Advanced nuclear remains the most strategically significant, but least immediate, BYOP pathway. Companies including Switch and other data center operators have explored partnerships with Oklo around its Aurora small modular reactor design. Nuclear holds long-term appeal because it offers firm, low-carbon power at scale. But for current AI buildouts, it remains a future option rather than a near-term construction solution. The immediate reality is that gas and modular onsite systems are closing the time-to-power gap, while nuclear is being positioned as a longer-duration successor as licensing and deployment timelines evolve.
The model itself is also evolving. BYOP is beginning to blur the line between developer, energy provider, and compute customer. Reuters recently reported that Microsoft, Chevron, and Engine No. 1 have entered into an exclusivity agreement tied to a proposed West Texas natural gas facility expected to generate up to 2.5 GW. While commercial terms remain in flux, the structure is clear: large compute buyers are moving upstream into generation procurement and structured energy partnerships rather than relying solely on utility service or renewable PPAs.
The Regulatory and Community Reckoning
This shift introduces new tensions for utilities and regulators. Recent discussions in PJM around behind-the-meter generation highlight the challenge. If large loads begin to self-supply, utilities risk losing anticipated demand growth while still being expected to maintain grid readiness and provide partial interconnection. That raises difficult questions: Who pays for transmission upgrades built for loads that may not fully materialize? How should standby and backup service be priced? When does self-supply become a cost shift, and when is it a rational response to delays in grid delivery?
There is also a local political dimension. BYOP may ease strain on constrained grids, but it can intensify concerns around air emissions, water use, noise, land use, and potential ratepayer exposure if dedicated generation is later integrated into the broader system. Pushback around projects in El Paso and the Memphis/Southaven corridor underscores the point. Self-supplied power is not automatically viewed as a community benefit. It can be perceived instead as a private industrial power system operating within a public environmental and regulatory landscape.
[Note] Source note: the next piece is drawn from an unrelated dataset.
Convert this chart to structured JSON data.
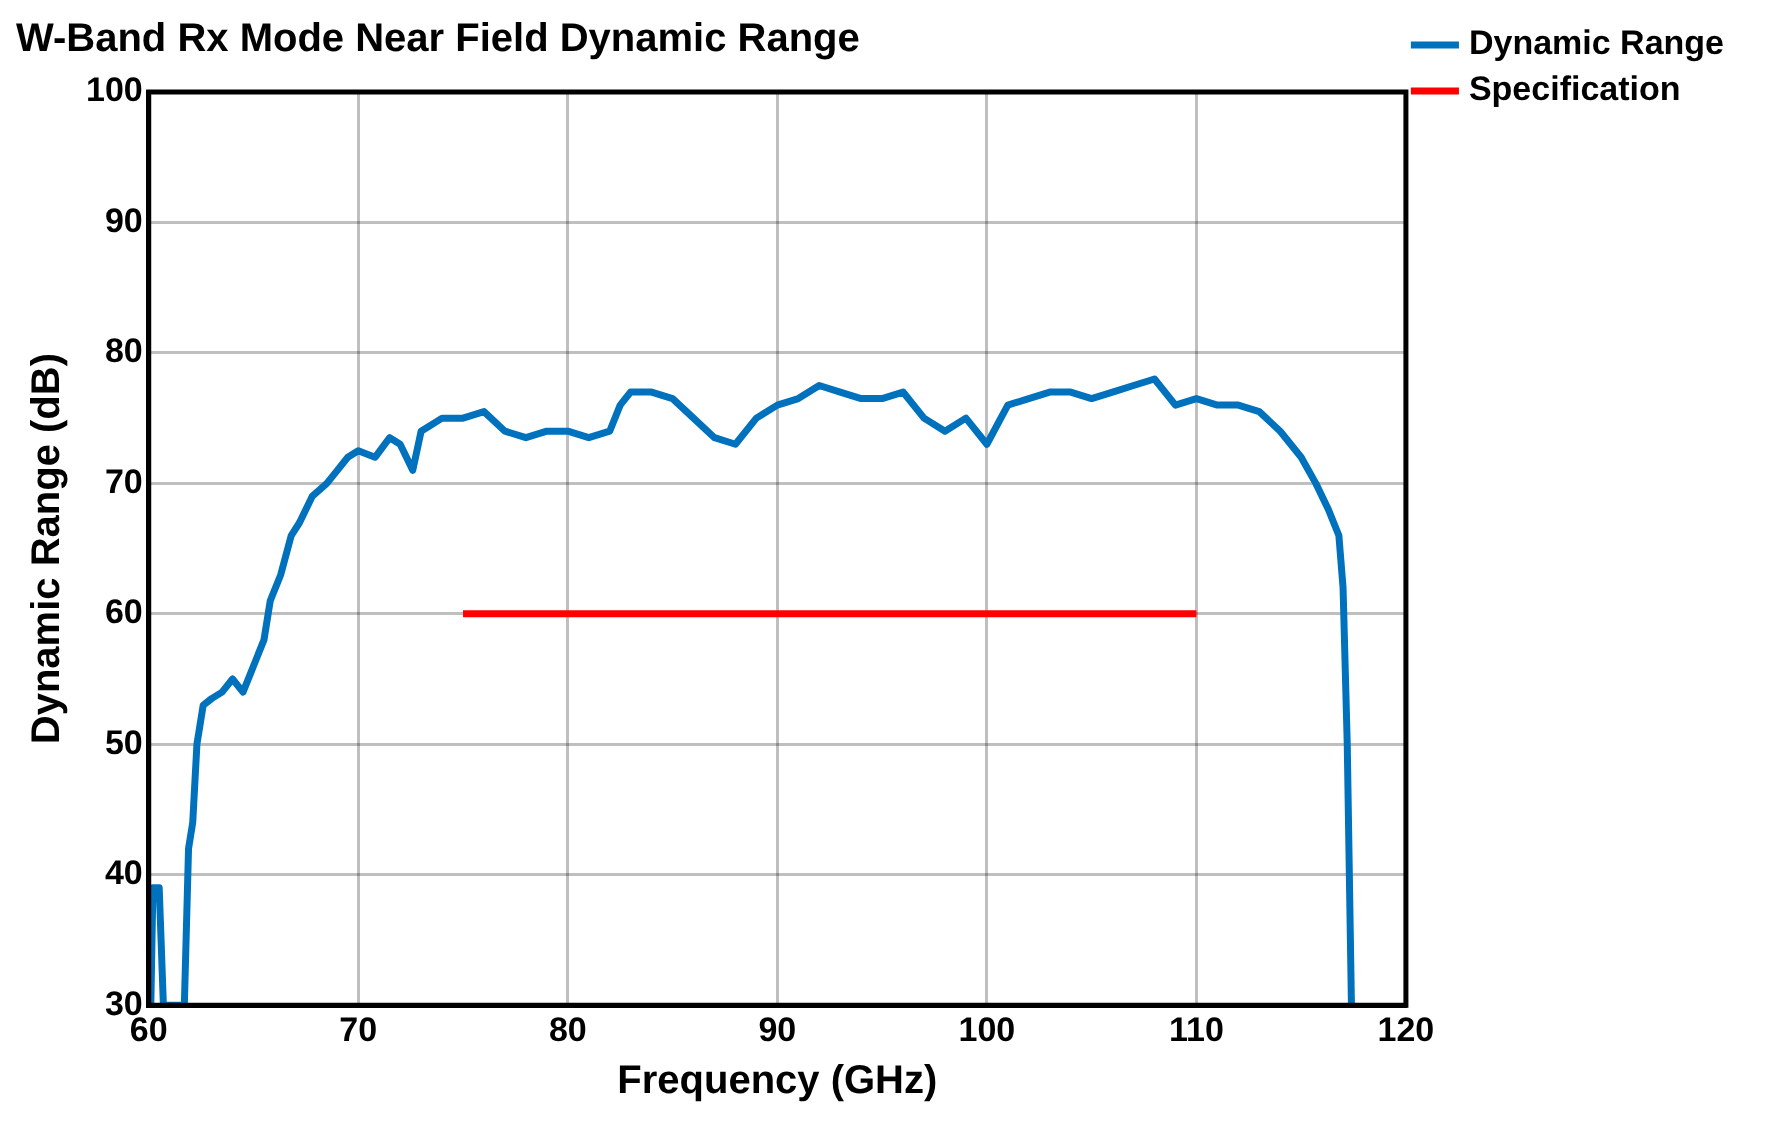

The BYOP ethos is now far from any niche workaround. It is becoming an organizing principle for AI-era data center development. Power strategy is moving to the front of the process, shaping site selection around fuel availability, generation pathways, and speed to energization rather than legacy assumptions about grid access. The shift is simple but profound. The old model was “bring your load to the grid.” The new model is “bring your grid to the load.”